The freedom movement must first advocate the ideal of self-responsibility for health. We own our own bodies, don't we? This is no minor thing, because the Left, by supporting socialized medicine, demonstrates a belief that common citizens are too stupid to take responsibility for our own health and therefore need the "experts" to step in and control things for our own good.

Next, we must advocate the ideal of free markets and competition in health care. The monopoly that medical doctors largely have in medical treatment must be broken. They should have to compete fully with other practitioners, such as chiropractors, acupuncturists, naturopaths — and yes....even homeopaths...Doctors don't compete on quality or price right now. They don't post their prices, and it is almost impossible to get any real idea of the quality of their services except through trial and error.

...Eliminating tax incentives for health care would change everything. Most companies (like Whole Foods) would stop offering free or subsidized health insurance if the benefit wasn't tax-deductible. Individuals would no longer receive "free" health care and would start spending their own money. The power of the markets would increase both the efficiency and effectiveness of our health care system enormously....Let markets truly work in health care and I have little doubt that the health of Americans would improve immensely.

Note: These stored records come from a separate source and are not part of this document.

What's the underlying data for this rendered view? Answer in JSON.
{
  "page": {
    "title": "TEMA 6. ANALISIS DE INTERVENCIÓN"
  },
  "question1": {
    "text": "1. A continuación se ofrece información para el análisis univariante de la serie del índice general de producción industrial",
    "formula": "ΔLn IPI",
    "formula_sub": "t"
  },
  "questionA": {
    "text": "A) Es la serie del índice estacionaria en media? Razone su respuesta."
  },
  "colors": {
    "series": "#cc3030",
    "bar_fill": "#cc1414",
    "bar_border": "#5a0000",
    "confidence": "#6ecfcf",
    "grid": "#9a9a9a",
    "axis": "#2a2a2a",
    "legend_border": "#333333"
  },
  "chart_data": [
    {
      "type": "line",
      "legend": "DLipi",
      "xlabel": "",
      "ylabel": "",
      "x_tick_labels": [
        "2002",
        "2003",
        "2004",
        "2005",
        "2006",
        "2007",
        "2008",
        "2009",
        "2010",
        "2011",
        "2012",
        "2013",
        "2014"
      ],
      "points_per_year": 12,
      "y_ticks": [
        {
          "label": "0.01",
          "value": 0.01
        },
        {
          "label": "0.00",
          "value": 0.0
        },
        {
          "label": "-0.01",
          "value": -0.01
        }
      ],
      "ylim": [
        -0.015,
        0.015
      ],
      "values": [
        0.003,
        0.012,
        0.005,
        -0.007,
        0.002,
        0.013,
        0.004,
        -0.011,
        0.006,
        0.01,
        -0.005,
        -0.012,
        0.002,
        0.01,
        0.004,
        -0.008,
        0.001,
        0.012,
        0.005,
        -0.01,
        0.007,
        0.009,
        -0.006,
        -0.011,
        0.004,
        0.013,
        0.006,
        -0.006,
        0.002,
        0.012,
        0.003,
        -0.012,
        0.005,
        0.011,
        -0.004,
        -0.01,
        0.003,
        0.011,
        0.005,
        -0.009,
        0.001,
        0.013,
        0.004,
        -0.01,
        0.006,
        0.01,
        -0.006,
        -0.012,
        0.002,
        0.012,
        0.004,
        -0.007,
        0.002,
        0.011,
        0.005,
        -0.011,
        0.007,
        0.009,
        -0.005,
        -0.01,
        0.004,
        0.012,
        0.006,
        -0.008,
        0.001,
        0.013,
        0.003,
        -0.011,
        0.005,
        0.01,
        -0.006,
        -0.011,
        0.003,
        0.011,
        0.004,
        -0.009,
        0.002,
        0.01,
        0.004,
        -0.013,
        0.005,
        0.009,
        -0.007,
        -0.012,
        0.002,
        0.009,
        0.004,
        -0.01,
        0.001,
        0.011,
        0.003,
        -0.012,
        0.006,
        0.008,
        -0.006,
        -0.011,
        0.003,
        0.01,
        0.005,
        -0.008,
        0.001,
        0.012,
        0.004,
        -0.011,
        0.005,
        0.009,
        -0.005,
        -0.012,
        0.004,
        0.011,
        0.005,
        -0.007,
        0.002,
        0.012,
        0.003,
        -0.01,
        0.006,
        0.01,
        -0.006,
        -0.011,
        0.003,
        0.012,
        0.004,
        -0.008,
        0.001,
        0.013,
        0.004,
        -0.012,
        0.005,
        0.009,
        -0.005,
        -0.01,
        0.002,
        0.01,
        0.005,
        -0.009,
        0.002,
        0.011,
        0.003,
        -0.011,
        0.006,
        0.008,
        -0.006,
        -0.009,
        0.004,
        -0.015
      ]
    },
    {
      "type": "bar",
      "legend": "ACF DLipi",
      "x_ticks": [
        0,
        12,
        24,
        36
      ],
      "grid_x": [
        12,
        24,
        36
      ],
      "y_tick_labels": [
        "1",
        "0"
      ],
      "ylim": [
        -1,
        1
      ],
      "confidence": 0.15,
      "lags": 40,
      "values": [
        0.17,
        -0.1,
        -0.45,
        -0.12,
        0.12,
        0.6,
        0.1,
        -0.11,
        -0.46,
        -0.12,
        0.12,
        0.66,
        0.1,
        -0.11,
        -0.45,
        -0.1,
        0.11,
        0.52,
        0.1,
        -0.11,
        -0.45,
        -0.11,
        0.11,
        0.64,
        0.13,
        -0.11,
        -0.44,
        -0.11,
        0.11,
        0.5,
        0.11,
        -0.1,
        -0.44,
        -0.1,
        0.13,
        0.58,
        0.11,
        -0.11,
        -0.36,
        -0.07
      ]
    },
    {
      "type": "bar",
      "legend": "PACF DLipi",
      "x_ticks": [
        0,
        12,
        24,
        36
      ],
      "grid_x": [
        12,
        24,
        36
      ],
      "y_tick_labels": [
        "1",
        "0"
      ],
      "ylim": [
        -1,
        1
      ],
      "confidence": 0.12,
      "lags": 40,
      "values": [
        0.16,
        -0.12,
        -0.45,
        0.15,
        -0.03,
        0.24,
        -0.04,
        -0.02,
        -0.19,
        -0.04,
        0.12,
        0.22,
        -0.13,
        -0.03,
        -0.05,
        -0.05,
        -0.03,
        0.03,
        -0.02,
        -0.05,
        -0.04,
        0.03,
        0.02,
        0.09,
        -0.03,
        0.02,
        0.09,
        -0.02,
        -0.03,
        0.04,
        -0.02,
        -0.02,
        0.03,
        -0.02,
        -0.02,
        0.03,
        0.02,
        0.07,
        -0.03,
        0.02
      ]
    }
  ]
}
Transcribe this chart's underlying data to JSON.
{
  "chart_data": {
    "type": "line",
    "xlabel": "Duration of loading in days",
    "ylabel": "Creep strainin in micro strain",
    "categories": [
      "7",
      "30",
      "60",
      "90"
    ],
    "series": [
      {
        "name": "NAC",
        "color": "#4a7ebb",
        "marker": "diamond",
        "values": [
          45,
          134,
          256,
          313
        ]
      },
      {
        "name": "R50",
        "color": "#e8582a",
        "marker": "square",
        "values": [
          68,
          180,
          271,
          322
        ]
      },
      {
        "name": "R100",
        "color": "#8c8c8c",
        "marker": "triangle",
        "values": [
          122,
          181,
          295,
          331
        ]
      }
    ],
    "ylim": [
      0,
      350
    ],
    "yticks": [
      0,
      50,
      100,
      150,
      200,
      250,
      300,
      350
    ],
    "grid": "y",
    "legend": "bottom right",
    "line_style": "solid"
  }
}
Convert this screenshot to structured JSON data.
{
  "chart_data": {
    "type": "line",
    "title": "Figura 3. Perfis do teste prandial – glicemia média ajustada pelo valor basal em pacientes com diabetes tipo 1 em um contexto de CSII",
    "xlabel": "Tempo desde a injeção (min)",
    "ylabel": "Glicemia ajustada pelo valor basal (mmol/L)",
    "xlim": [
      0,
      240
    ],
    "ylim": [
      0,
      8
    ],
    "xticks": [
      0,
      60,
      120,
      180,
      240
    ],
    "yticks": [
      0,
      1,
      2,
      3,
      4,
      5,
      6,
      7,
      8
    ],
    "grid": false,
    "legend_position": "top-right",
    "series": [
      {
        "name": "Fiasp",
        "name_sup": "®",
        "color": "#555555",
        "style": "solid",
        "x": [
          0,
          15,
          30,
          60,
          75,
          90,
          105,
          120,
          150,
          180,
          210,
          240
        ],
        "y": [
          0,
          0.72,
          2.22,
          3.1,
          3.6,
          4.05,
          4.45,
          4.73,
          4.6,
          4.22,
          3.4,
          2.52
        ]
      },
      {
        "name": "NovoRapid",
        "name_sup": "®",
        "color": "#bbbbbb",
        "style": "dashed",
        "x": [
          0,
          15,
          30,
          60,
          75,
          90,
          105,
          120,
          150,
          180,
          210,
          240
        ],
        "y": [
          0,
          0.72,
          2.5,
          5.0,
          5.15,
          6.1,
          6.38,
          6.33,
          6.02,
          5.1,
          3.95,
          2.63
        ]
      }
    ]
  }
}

He's right of course, but at present our society is reluctant to let everyone take responsibility for their own health care, as much sense as it makes. We are too busy looking for "racial disparities" in seatbelt usage, and theorizing about "social justice" denied every time equal outcomes fail to materialize among different groups in health, educational acheivement, income and even rates of business ownership. In the meantime, parents are wise to enforce and model to their children healthy diet and exercise habits, right from the start. Or under the current paradigm, we all pay - through higher costs distributed among companies and employees funding private health care plans, and among the taxpayers funding public health care.